Ordinal Rules

Research on how people process numerical order carries implications for our basic theoretical understanding of what a number means and our practical understanding of the foundations upon which more sophisticated mathematics are built. Previous work has consistently shown that one’s sense of ordinality is linked to the count-list, leading to a general assumption that participants are strongly biased to see sequences of numbers that match the count-list (2-3-4, 5-6-7) as being in order. One relatively unexamined consequence of the link between ordinality and the count-list is a bias to see all non-count-list sequences as not in order (even when they actually are: 1-3-5, 2-4-6). Here, we disentangled these factors using a novel paradigm that manipulated the rules for determining whether numerical sequences are ‘in-order’. While we found strong biases to see ordered, non-count-list sequences as ‘not-in-order’ (single-digits: d=1.25, double-digits: d=1.50), we saw only weak biases to see count-list sequences as ‘in-order’ (single-digits: d=0.33, double-digits: d=0.19). Furthermore, the non-count-list bias provided a stronger and more consistent explanation for the reversal of the distance-effect (single-digits: d=0.42, double-digits: d=0.65), relative to the count-
list bias (single-digits: d=0.28, double-digits: d=0.22).
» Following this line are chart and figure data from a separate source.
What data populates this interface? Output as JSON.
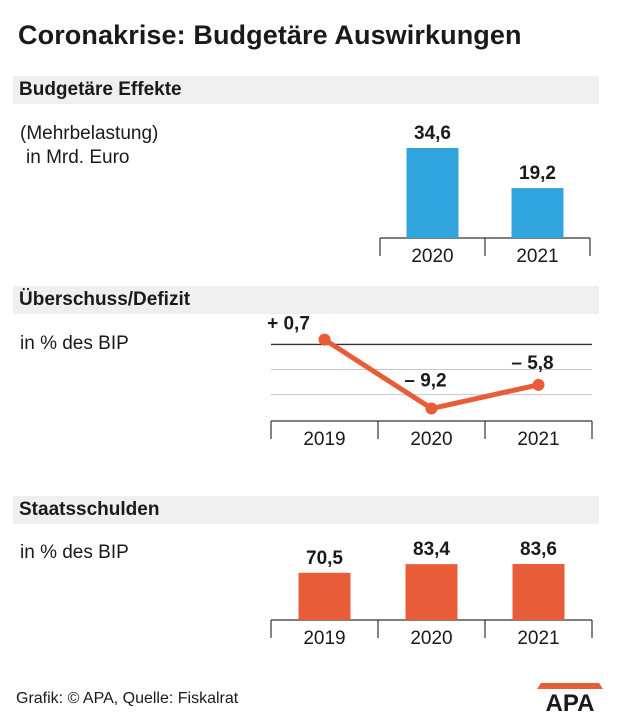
{
  "title": "Coronakrise: Budgetäre Auswirkungen",
  "colors": {
    "blue": "#2fa4dd",
    "orange": "#e85c37",
    "section_bg": "#efefef",
    "axis": "#333333",
    "grid": "#c8c8c8"
  },
  "footer": {
    "source": "Grafik: © APA, Quelle: Fiskalrat",
    "logo_text": "APA"
  },
  "chart_data": [
    {
      "type": "bar",
      "title": "Budgetäre Effekte",
      "subtitle": "(Mehrbelastung)",
      "subtitle2": "in Mrd. Euro",
      "categories": [
        "2020",
        "2021"
      ],
      "values": [
        34.6,
        19.2
      ],
      "value_labels": [
        "34,6",
        "19,2"
      ],
      "ylim": [
        0,
        34.6
      ],
      "color": "#2fa4dd"
    },
    {
      "type": "line",
      "title": "Überschuss/Defizit",
      "subtitle": "in % des BIP",
      "categories": [
        "2019",
        "2020",
        "2021"
      ],
      "values": [
        0.7,
        -9.2,
        -5.8
      ],
      "value_labels": [
        "+ 0,7",
        "– 9,2",
        "– 5,8"
      ],
      "ylim": [
        -12,
        1.5
      ],
      "grid": true,
      "color": "#e85c37"
    },
    {
      "type": "bar",
      "title": "Staatsschulden",
      "subtitle": "in % des BIP",
      "categories": [
        "2019",
        "2020",
        "2021"
      ],
      "values": [
        70.5,
        83.4,
        83.6
      ],
      "value_labels": [
        "70,5",
        "83,4",
        "83,6"
      ],
      "ylim": [
        0,
        83.6
      ],
      "color": "#e85c37"
    }
  ]
}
These data provide evidence that over-reliance on the count-list in guiding our sense of numerical order may restrict our broader sense of what it means for numbers to be ordered, which in turn provides a novel explanation for a common phenomenon in numerical cognition. More broadly, this work helps describe how people think about one of the foundational principles of mathematics – numerical order.